Flow in a river has a natural component and may have one or more artificial components. The development of an environmentally sound method of managing that river requires a detailed quantitative knowledge of both natural and artificial components and their variation over time. In many cases data on the artificial component are available and held by the Environment Agency; in some cases the data are not measured and in others they are measured but the Agency has no right of access to them.

In recent years the agency has developed guidelines of how to account for the artificial component of flow in rivers (naturalisation). This project is solely concerned with developing methods of estimating these data when measurements are not available. During the project the team has visited every region of the EA in England and the EA Wales to discover what types of data are the most problematic. It has also developed a data base which includes data which are normally measured, data which are often measured but which were measured for specific cases and other types of data which are readily available and could be expected to be correlated with artificial components of flow.

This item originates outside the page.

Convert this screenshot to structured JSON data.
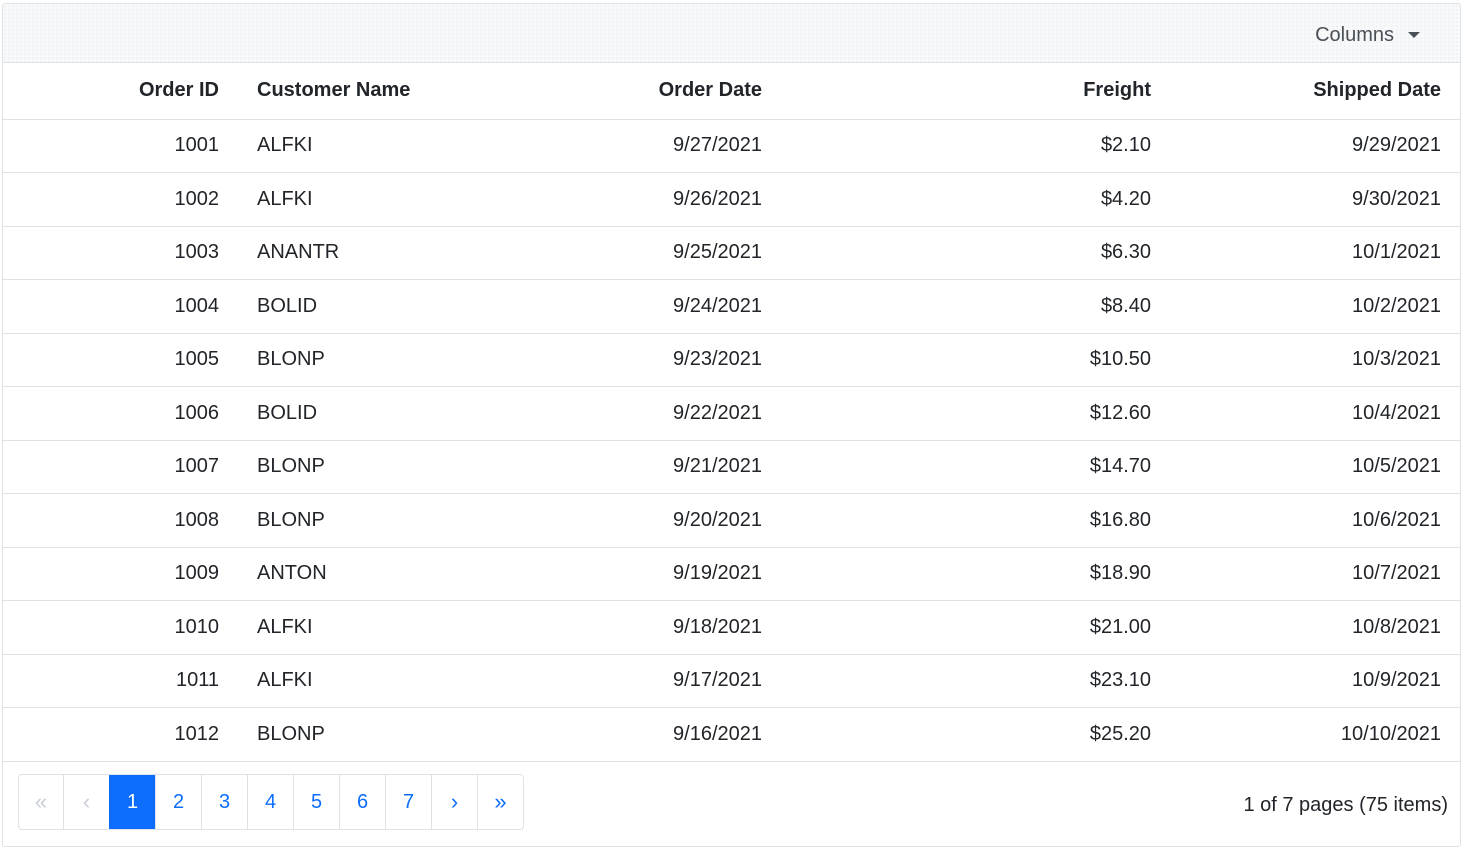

The photograph to the left shows two specific types of problem. In the foreground are pipes used for de watering a construction site. The pumped discharge will have an immediate effect on the flow of the receiving watercourse and a longer term effect on groundwater. In the background is a power station whose use of cooling water varies as a function of the demand for electricity
The study provided a set of methods which can be used by Environment Agency staff to estimate the values of missing artificial influence data, for hydrological simulation and naturalisation of streamflow.